I know what they want to hear. They want me to tell them: Follow your heart! Life is short! Don’t waste it by staying in a loveless marriage!
I never write this. As a result, many people who write to me end up disappointed.
Here’s why: He didn’t marry the wrong person. He’s merely suffering from a very common problem. In Buddhist terms, we call it attachment. In western terms, we call it lust or infatuation.
It’s tricky because it feels so justified and right. In fact, I’m guessing that, if you have some attachment going on in your life right now, you are reading this and you are thinking, “Nope. Not attachment. It’s love. I know it. This person? Soul mate.” Read on. Let’s see.
Pure love is about bringing happiness with you to the relationship table. It’s a decision to put energy into a relationship. When you love purely, you accept that sometimes you will disagree, and that’s okay. You accept that sometimes you’ll both be exhausted and grumpy and not in the mood and all sorts of other things, and that’s okay. The love comes from your daily actions. It comes from smiling each morning, asking your partner about his or her day, making that special meal you know your partner likes, doing that special favor, and being the rainbow in your partner’s cloudy day. It comes from dozens of acts of love committed day in and day out over months and years that build up a strong sense of warmth and affection in your heart.
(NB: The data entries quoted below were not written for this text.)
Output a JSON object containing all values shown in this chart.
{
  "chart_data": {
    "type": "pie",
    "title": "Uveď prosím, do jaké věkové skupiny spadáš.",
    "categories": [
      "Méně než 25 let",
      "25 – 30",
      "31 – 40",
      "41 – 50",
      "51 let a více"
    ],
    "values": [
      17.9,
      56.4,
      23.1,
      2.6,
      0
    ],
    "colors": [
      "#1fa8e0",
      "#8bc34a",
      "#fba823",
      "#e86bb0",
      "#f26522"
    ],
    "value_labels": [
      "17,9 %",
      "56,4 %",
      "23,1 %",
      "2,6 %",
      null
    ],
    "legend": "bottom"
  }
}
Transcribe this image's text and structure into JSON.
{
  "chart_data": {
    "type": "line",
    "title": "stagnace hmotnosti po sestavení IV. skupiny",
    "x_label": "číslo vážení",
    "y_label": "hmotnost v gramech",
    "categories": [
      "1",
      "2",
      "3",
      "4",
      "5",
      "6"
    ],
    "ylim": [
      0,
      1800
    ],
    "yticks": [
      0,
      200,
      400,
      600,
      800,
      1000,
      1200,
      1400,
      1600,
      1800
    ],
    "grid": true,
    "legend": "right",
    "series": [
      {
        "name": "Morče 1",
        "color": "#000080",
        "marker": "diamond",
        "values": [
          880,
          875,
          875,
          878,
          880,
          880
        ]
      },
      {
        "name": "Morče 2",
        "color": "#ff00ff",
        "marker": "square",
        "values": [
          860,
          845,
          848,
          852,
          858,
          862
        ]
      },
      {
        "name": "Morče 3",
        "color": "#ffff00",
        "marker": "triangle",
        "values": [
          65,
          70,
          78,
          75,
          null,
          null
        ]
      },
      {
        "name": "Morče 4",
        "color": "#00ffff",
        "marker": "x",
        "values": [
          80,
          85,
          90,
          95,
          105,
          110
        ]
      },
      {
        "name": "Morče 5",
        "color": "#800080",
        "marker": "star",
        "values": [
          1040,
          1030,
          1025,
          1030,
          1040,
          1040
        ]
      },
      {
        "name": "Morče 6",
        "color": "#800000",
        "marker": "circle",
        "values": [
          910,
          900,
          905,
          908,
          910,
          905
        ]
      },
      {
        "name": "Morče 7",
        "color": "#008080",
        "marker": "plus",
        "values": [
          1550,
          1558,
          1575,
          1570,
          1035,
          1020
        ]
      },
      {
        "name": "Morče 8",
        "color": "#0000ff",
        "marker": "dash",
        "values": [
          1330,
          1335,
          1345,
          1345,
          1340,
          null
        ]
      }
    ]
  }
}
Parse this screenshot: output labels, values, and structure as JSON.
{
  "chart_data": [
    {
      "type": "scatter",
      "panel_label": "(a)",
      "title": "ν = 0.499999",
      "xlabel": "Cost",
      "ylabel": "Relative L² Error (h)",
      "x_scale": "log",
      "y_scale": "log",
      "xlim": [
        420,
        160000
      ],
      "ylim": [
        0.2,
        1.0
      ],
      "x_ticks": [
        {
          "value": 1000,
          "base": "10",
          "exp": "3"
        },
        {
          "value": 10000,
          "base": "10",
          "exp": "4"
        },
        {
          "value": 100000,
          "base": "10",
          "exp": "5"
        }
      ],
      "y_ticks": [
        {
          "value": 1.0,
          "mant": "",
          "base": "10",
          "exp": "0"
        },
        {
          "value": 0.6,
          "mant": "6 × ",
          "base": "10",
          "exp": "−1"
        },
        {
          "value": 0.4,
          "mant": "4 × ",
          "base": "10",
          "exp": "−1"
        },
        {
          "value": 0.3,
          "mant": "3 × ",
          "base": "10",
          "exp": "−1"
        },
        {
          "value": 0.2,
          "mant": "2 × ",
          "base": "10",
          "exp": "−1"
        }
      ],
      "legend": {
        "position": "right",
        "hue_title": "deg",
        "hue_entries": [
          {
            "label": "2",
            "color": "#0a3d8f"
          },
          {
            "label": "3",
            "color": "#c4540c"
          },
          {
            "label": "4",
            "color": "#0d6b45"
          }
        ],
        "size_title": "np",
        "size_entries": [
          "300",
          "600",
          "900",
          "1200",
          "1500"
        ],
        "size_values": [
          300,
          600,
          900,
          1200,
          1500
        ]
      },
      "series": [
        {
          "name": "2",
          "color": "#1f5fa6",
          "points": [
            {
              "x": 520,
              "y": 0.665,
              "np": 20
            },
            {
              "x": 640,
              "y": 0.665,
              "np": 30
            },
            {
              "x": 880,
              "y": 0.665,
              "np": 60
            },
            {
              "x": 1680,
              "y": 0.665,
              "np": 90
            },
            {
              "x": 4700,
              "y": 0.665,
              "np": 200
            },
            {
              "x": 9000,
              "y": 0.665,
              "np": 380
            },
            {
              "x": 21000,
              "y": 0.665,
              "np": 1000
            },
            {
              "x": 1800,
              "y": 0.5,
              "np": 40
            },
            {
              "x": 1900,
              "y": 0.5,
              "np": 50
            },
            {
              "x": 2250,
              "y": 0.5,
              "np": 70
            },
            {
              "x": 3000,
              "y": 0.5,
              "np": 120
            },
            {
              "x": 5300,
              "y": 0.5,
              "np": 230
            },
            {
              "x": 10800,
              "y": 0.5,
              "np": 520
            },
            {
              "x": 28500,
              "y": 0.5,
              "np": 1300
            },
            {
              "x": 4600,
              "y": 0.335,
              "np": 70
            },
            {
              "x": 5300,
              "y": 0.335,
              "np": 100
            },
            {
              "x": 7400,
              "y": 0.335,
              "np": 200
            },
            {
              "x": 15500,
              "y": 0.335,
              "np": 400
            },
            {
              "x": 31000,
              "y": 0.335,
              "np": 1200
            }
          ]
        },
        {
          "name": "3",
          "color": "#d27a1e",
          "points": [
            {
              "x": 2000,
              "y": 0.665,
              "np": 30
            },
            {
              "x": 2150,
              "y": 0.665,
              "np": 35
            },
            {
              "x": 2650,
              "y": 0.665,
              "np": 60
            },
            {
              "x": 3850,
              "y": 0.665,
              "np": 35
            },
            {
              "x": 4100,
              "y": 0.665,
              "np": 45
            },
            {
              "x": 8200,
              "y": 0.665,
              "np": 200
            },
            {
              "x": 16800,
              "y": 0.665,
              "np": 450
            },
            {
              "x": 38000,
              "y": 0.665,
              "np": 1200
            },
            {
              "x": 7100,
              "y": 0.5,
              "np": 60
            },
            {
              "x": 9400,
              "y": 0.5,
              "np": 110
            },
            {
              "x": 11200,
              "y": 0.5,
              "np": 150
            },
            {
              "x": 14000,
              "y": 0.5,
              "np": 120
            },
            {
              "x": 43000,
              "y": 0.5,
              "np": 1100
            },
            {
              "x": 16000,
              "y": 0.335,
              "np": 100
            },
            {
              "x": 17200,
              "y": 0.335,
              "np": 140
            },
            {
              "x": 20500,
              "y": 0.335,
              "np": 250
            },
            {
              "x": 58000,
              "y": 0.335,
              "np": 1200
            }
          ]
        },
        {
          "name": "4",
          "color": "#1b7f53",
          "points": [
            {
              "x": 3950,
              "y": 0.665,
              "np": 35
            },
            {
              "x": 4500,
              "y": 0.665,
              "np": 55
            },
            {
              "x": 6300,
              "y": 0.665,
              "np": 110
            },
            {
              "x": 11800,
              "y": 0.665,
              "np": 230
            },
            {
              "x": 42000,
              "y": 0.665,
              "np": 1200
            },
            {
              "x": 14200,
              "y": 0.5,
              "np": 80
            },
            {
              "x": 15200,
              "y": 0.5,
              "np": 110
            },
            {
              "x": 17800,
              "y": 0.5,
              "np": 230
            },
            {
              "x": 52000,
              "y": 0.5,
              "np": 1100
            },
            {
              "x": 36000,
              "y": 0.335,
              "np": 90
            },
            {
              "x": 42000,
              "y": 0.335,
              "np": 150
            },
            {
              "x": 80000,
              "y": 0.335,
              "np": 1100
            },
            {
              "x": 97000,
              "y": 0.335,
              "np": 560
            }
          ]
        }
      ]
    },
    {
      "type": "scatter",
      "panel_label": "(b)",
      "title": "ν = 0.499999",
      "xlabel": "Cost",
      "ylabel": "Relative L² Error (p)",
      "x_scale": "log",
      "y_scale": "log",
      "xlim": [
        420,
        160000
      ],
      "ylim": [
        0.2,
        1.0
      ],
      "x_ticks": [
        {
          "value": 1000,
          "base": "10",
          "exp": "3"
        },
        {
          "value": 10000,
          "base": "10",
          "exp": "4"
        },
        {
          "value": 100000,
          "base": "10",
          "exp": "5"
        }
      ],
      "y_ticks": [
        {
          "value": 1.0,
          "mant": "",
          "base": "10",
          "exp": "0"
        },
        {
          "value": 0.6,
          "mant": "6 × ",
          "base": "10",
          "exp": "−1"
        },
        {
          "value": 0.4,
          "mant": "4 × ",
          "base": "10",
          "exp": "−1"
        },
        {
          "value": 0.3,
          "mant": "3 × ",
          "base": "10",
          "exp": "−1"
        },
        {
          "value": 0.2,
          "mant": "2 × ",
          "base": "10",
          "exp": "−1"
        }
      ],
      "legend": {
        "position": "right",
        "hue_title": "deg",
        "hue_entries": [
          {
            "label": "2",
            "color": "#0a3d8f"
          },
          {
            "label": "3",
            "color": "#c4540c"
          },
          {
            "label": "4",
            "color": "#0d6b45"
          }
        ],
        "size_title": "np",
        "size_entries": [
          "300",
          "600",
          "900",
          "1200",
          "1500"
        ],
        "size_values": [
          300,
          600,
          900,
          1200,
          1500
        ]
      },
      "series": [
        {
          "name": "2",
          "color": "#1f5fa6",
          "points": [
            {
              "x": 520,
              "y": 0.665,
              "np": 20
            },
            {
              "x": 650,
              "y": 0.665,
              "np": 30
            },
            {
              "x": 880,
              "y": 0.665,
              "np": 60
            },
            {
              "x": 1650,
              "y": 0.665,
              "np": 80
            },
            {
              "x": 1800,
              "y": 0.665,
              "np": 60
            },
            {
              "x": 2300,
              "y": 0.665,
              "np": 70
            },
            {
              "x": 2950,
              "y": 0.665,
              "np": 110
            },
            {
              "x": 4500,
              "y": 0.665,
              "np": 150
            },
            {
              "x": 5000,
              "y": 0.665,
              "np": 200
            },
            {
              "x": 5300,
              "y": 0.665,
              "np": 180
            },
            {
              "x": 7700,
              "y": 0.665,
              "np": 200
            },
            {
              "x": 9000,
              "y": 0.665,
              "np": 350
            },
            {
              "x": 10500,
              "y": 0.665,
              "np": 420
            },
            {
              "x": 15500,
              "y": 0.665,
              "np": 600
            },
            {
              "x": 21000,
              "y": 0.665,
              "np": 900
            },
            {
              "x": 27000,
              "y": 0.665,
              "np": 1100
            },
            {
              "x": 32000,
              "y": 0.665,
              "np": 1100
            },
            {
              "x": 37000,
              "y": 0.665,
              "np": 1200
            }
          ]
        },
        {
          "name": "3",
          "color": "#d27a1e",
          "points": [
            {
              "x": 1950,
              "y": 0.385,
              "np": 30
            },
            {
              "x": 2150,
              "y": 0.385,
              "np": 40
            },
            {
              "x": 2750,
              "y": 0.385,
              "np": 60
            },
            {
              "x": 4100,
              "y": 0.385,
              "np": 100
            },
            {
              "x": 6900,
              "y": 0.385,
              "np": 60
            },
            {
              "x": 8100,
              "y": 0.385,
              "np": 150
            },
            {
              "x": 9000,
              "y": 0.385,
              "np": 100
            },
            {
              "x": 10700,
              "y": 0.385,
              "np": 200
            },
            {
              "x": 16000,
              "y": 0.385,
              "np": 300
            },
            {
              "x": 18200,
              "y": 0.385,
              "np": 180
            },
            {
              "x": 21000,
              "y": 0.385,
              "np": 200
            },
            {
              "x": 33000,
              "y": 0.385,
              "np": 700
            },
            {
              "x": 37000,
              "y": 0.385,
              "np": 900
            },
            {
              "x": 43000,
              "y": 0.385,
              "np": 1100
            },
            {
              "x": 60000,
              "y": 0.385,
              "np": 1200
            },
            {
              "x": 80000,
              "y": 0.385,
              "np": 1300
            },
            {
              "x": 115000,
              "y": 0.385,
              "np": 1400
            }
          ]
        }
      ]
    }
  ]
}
It’s my firm belief that, as long as two people mutually respect one another, love can bloom. It’s not a magical feeling that we only experience when we’re around someone with the right chemistry or interests. It’s something we create day in and day out.
Attachment is the opposite. Rather than giving happiness, it’s an attempt to get happiness from someone else. You suffer from attachment when you see something you find pleasurable — a good looking and funny person (like this guy), chocolate, or a new car — and you think, “Niiiiice.” Then you exaggerate that person’s good qualities: She’s so funny. She’s so beautiful. She’s so everything. Then you make a leap of logic and assume that you can’t be happy unless you are with that person. You think, “Wow, I want….Wow, I must have… Wow, I need.” You assume the rest of your life will be a total waste until this person is in your life.
And you’re wrong.
People are not living breathing antidepressants. Sure, you might get a dopamine rush when you are around certain people, but that’s not happiness. That’s high. You can get high by smoking crack, but I doubt you’ll ever profess your love to the stuff or call it your soul mate.
And here’s the important part: after every high comes a crash. When you are deep in the thick of attachment, this is really hard to see. You won’t believe that it could ever happen, but it will. Eventually that person will stop serving you happiness. Live with anyone long enough and that person is bound to do three things: 1) change 2) get on your nerves 3) pass gas in your presence.
Eventually you’ll start seeing that person’s faults. You’ll notice that annoying thing she does when she eats that you never noticed before or that way he chews on his lip when he’s concentrating that is so unattractive. You’ll notice so many things that you will just swear that person never did when you were head over heels in love.
And you’ll think, “Oh my Gawd, I married the wrong person AGAIN!”
No, you didn’t. You made decisions made on attachment again.
Before chasing after a soul mate, do something important. Learn how to love. Learn how to bring happiness to the table rather than expect for it to be there when you sit down to a meal.
Learn how to be a complete person who can be happy alone, married, or in a group home. Learn how to bring your loving, generous heart to every moment.
If you do that, you just might find that you can indeed love the one you are with.